Sen. John Cullerton, chief sponsor of the most sweeping package of
reforms, called the narrow language "probably just an oversight" and said
he would help rectify the situation. Sen. Kirk Dillard, who sits on the
panel, also agreed that the committee's scope should be broadened.
It would take a simple piece of legislation to make the panel's work
authoritative and comprehensive. Gov. Rod Blagojevich has said he would
support such a measure. While legislative leaders are at it, they should
provide a small budget to help panel members with data collection,
research and travel expenses.
Many of the reforms passed in 2003 haven't gone into full effect, so it's
hard to gauge just how much the system has improved. There's plenty of
anecdotal evidence suggesting Illinois still has a long way to go before
moral certainty in capital prosecutions is restored.
Illinois decision-makers now know an awful lot about how badly the death
penalty has been administered in this state. They will need far more than
anecdotal evidence to assess whether there has been progress on that
score.
(source: Editorial, Chicago Tribune)
OKLAHOMA:
2 New Execution Dates Requested
Attorney General Drew Edmondson has requested execution dates for 2 men
convicted in separate murders in Oklahoma County.
Edmondson has asked the Oklahoma Court of Criminal Appeals to set
execution dates within 60 days for 48-year-old Garry Thomas Allen and
39-year-old George James Miller Junior.
Edmondson said he made the requests after the US Supreme Court denied the
defendants' final appeals.
Allen was convicted of the November 21st, 1986, murder of Lawanna Gail
Titsworth. Titsworth, the mother of Allen's 2 sons, was shot to death as
she attempted to pick them up at a day care center in Oklahoma City.

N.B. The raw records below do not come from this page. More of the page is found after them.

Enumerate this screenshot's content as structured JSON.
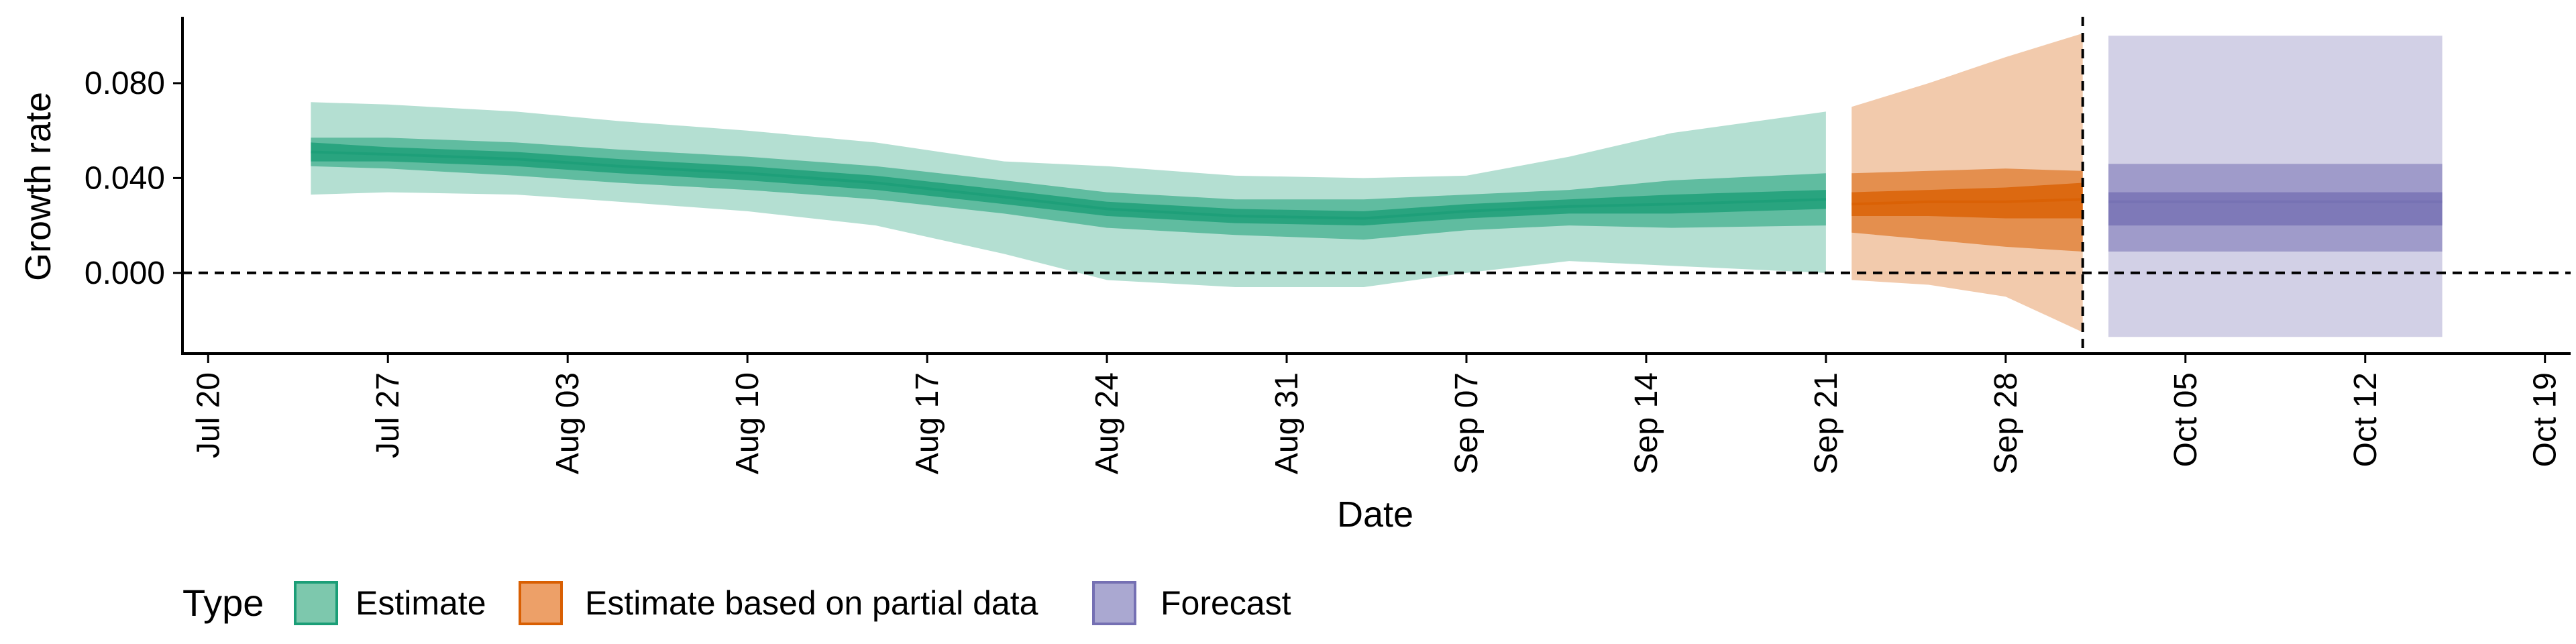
{
  "chart_data": {
    "type": "area",
    "title": "",
    "xlabel": "Date",
    "ylabel": "Growth rate",
    "x_range": [
      "2020-07-19",
      "2020-10-20"
    ],
    "ylim": [
      -0.034,
      0.108
    ],
    "yticks": [
      0.0,
      0.04,
      0.08
    ],
    "ytick_labels": [
      "0.000",
      "0.040",
      "0.080"
    ],
    "xticks": [
      "2020-07-20",
      "2020-07-27",
      "2020-08-03",
      "2020-08-10",
      "2020-08-17",
      "2020-08-24",
      "2020-08-31",
      "2020-09-07",
      "2020-09-14",
      "2020-09-21",
      "2020-09-28",
      "2020-10-05",
      "2020-10-12",
      "2020-10-19"
    ],
    "xtick_labels": [
      "Jul 20",
      "Jul 27",
      "Aug 03",
      "Aug 10",
      "Aug 17",
      "Aug 24",
      "Aug 31",
      "Sep 07",
      "Sep 14",
      "Sep 21",
      "Sep 28",
      "Oct 05",
      "Oct 12",
      "Oct 19"
    ],
    "zero_line": 0.0,
    "forecast_start_line": "2020-10-01",
    "grid": false,
    "legend": {
      "title": "Type",
      "position": "bottom-left",
      "entries": [
        {
          "name": "Estimate",
          "fill": "#7dc8ad",
          "stroke": "#1b9e77"
        },
        {
          "name": "Estimate based on partial data",
          "fill": "#eda068",
          "stroke": "#d95f02"
        },
        {
          "name": "Forecast",
          "fill": "#aaa8d1",
          "stroke": "#7570b3"
        }
      ]
    },
    "series": [
      {
        "name": "Estimate",
        "color": "#1b9e77",
        "points": [
          {
            "date": "2020-07-24",
            "median": 0.051,
            "lo50": 0.047,
            "hi50": 0.055,
            "lo90": 0.045,
            "hi90": 0.057,
            "lo95": 0.033,
            "hi95": 0.072
          },
          {
            "date": "2020-07-27",
            "median": 0.05,
            "lo50": 0.047,
            "hi50": 0.053,
            "lo90": 0.044,
            "hi90": 0.057,
            "lo95": 0.034,
            "hi95": 0.071
          },
          {
            "date": "2020-08-01",
            "median": 0.048,
            "lo50": 0.045,
            "hi50": 0.051,
            "lo90": 0.041,
            "hi90": 0.055,
            "lo95": 0.033,
            "hi95": 0.068
          },
          {
            "date": "2020-08-05",
            "median": 0.045,
            "lo50": 0.042,
            "hi50": 0.048,
            "lo90": 0.038,
            "hi90": 0.052,
            "lo95": 0.03,
            "hi95": 0.064
          },
          {
            "date": "2020-08-10",
            "median": 0.042,
            "lo50": 0.039,
            "hi50": 0.045,
            "lo90": 0.035,
            "hi90": 0.049,
            "lo95": 0.026,
            "hi95": 0.06
          },
          {
            "date": "2020-08-15",
            "median": 0.038,
            "lo50": 0.035,
            "hi50": 0.041,
            "lo90": 0.031,
            "hi90": 0.045,
            "lo95": 0.02,
            "hi95": 0.055
          },
          {
            "date": "2020-08-20",
            "median": 0.032,
            "lo50": 0.029,
            "hi50": 0.035,
            "lo90": 0.025,
            "hi90": 0.039,
            "lo95": 0.008,
            "hi95": 0.047
          },
          {
            "date": "2020-08-24",
            "median": 0.027,
            "lo50": 0.024,
            "hi50": 0.03,
            "lo90": 0.019,
            "hi90": 0.034,
            "lo95": -0.003,
            "hi95": 0.045
          },
          {
            "date": "2020-08-29",
            "median": 0.024,
            "lo50": 0.021,
            "hi50": 0.027,
            "lo90": 0.016,
            "hi90": 0.031,
            "lo95": -0.006,
            "hi95": 0.041
          },
          {
            "date": "2020-09-03",
            "median": 0.023,
            "lo50": 0.02,
            "hi50": 0.026,
            "lo90": 0.014,
            "hi90": 0.031,
            "lo95": -0.006,
            "hi95": 0.04
          },
          {
            "date": "2020-09-07",
            "median": 0.026,
            "lo50": 0.023,
            "hi50": 0.029,
            "lo90": 0.018,
            "hi90": 0.033,
            "lo95": 0.0,
            "hi95": 0.041
          },
          {
            "date": "2020-09-11",
            "median": 0.028,
            "lo50": 0.025,
            "hi50": 0.031,
            "lo90": 0.02,
            "hi90": 0.035,
            "lo95": 0.005,
            "hi95": 0.049
          },
          {
            "date": "2020-09-15",
            "median": 0.029,
            "lo50": 0.025,
            "hi50": 0.033,
            "lo90": 0.019,
            "hi90": 0.039,
            "lo95": 0.003,
            "hi95": 0.059
          },
          {
            "date": "2020-09-21",
            "median": 0.031,
            "lo50": 0.027,
            "hi50": 0.035,
            "lo90": 0.02,
            "hi90": 0.042,
            "lo95": 0.0,
            "hi95": 0.068
          }
        ]
      },
      {
        "name": "Estimate based on partial data",
        "color": "#d95f02",
        "points": [
          {
            "date": "2020-09-22",
            "median": 0.029,
            "lo50": 0.024,
            "hi50": 0.034,
            "lo90": 0.017,
            "hi90": 0.042,
            "lo95": -0.003,
            "hi95": 0.07
          },
          {
            "date": "2020-09-25",
            "median": 0.03,
            "lo50": 0.024,
            "hi50": 0.035,
            "lo90": 0.014,
            "hi90": 0.043,
            "lo95": -0.005,
            "hi95": 0.08
          },
          {
            "date": "2020-09-28",
            "median": 0.03,
            "lo50": 0.023,
            "hi50": 0.036,
            "lo90": 0.011,
            "hi90": 0.044,
            "lo95": -0.01,
            "hi95": 0.091
          },
          {
            "date": "2020-10-01",
            "median": 0.031,
            "lo50": 0.023,
            "hi50": 0.038,
            "lo90": 0.009,
            "hi90": 0.043,
            "lo95": -0.025,
            "hi95": 0.101
          }
        ]
      },
      {
        "name": "Forecast",
        "color": "#7570b3",
        "points": [
          {
            "date": "2020-10-02",
            "median": 0.03,
            "lo50": 0.02,
            "hi50": 0.034,
            "lo90": 0.009,
            "hi90": 0.046,
            "lo95": -0.027,
            "hi95": 0.1
          },
          {
            "date": "2020-10-15",
            "median": 0.03,
            "lo50": 0.02,
            "hi50": 0.034,
            "lo90": 0.009,
            "hi90": 0.046,
            "lo95": -0.027,
            "hi95": 0.1
          }
        ]
      }
    ]
  }
}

Miller was convicted of the September 17th, 1994, murder of Gary Kent
Dodd. Dodd was working as the night auditor at an Oklahoma City hotel when
Miller stabbed him repeatedly, beat him with hedge shears and a paint can
and poured muriatic acid down his throat.
Edmondson says his office had examined the cases to determine if DNA
testing would be useful and found that it would have no relevance in
determining the defendants' innocence.
***************************
Prosecutors Argue For Death In Eizember Sentencing
Creek County prosecutors are arguing today for the death penalty for
convicted killer Scott Eizember.
Eizember was convicted yesterday in Canadian County District Court of
1st-degree murder in the beating death of A-J Cantrell and of 2nd-degree
murder for the shooting death of Cantrell's wife, Patsy.

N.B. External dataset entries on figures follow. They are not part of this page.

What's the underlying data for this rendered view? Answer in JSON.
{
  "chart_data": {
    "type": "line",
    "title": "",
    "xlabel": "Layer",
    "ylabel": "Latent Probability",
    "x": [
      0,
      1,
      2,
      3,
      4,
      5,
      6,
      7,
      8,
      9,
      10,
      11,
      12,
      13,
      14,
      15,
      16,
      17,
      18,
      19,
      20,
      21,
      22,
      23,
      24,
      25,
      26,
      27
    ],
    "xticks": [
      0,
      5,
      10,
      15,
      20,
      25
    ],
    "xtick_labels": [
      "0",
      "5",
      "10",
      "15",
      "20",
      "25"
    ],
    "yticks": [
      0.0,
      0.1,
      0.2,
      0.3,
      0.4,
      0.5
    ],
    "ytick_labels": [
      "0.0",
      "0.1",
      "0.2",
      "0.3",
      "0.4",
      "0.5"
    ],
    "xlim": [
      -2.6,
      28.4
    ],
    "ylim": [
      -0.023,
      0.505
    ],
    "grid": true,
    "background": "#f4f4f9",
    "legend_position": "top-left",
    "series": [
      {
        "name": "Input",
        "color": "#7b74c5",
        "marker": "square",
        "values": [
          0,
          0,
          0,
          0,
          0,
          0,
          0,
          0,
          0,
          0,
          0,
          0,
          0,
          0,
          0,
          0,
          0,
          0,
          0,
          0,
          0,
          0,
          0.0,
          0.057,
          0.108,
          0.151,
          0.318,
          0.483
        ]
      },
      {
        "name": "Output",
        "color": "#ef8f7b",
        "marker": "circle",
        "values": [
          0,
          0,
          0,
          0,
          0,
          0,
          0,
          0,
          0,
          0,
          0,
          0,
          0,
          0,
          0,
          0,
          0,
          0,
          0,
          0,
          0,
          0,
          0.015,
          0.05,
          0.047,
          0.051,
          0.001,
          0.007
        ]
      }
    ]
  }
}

Assistant District Attorney Mike Loeffler told jurors today the killing of
A-J Cantrell was heinous, atrocious and cruel as the 76-year-old man was
beaten with a shotgun after seeing his 70-year-old wife shot.
The jury that convicted him will recommend whether he be given the death
penalty or life in prison for A-J Cantrell's murder. The jury has
recommended a 150-year-prison sentence for the murder of Patsy Cantrell.

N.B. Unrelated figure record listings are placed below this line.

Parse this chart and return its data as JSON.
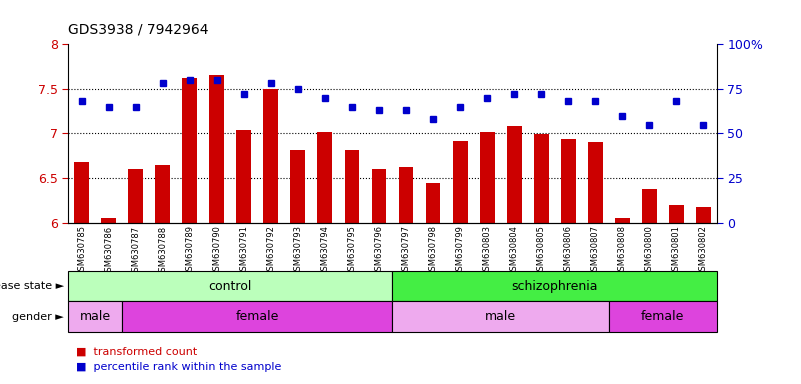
{
  "title": "GDS3938 / 7942964",
  "samples": [
    "GSM630785",
    "GSM630786",
    "GSM630787",
    "GSM630788",
    "GSM630789",
    "GSM630790",
    "GSM630791",
    "GSM630792",
    "GSM630793",
    "GSM630794",
    "GSM630795",
    "GSM630796",
    "GSM630797",
    "GSM630798",
    "GSM630799",
    "GSM630803",
    "GSM630804",
    "GSM630805",
    "GSM630806",
    "GSM630807",
    "GSM630808",
    "GSM630800",
    "GSM630801",
    "GSM630802"
  ],
  "bar_values": [
    6.68,
    6.05,
    6.6,
    6.65,
    7.62,
    7.65,
    7.04,
    7.5,
    6.82,
    7.02,
    6.82,
    6.6,
    6.62,
    6.45,
    6.92,
    7.02,
    7.08,
    6.99,
    6.94,
    6.9,
    6.05,
    6.38,
    6.2,
    6.18
  ],
  "dot_values": [
    68,
    65,
    65,
    78,
    80,
    80,
    72,
    78,
    75,
    70,
    65,
    63,
    63,
    58,
    65,
    70,
    72,
    72,
    68,
    68,
    60,
    55,
    68,
    55
  ],
  "ylim_left": [
    6.0,
    8.0
  ],
  "ylim_right": [
    0,
    100
  ],
  "yticks_left": [
    6.0,
    6.5,
    7.0,
    7.5,
    8.0
  ],
  "yticks_right": [
    0,
    25,
    50,
    75,
    100
  ],
  "bar_color": "#cc0000",
  "dot_color": "#0000cc",
  "disease_state_blocks": [
    {
      "label": "control",
      "start": 0,
      "end": 11,
      "color": "#bbffbb"
    },
    {
      "label": "schizophrenia",
      "start": 12,
      "end": 23,
      "color": "#44ee44"
    }
  ],
  "gender_blocks": [
    {
      "label": "male",
      "start": 0,
      "end": 1,
      "color": "#eeaaee"
    },
    {
      "label": "female",
      "start": 2,
      "end": 11,
      "color": "#dd44dd"
    },
    {
      "label": "male",
      "start": 12,
      "end": 19,
      "color": "#eeaaee"
    },
    {
      "label": "female",
      "start": 20,
      "end": 23,
      "color": "#dd44dd"
    }
  ],
  "legend_items": [
    {
      "label": "transformed count",
      "color": "#cc0000"
    },
    {
      "label": "percentile rank within the sample",
      "color": "#0000cc"
    }
  ],
  "label_disease_state": "disease state",
  "label_gender": "gender",
  "grid_yticks": [
    6.5,
    7.0,
    7.5
  ]
}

Defense attorneys say Eizember's life should be spared in part of a
difficult childhood that included the deaths of his mother and stepmother.
Eizember eluded police for 37 days after killing the Cantrells until he
was found in the food bank of a Depew church. He took a church volunteer's
car that he abandoned near Waldron, Arkansas, where he allegedly kidnapped
an Arkansas doctor and his wife and forced them to drive him to Texas.
He was arrested outside Lufkin, Texas, after the doctor shot and wounded
him with a gun his wife kept in their van.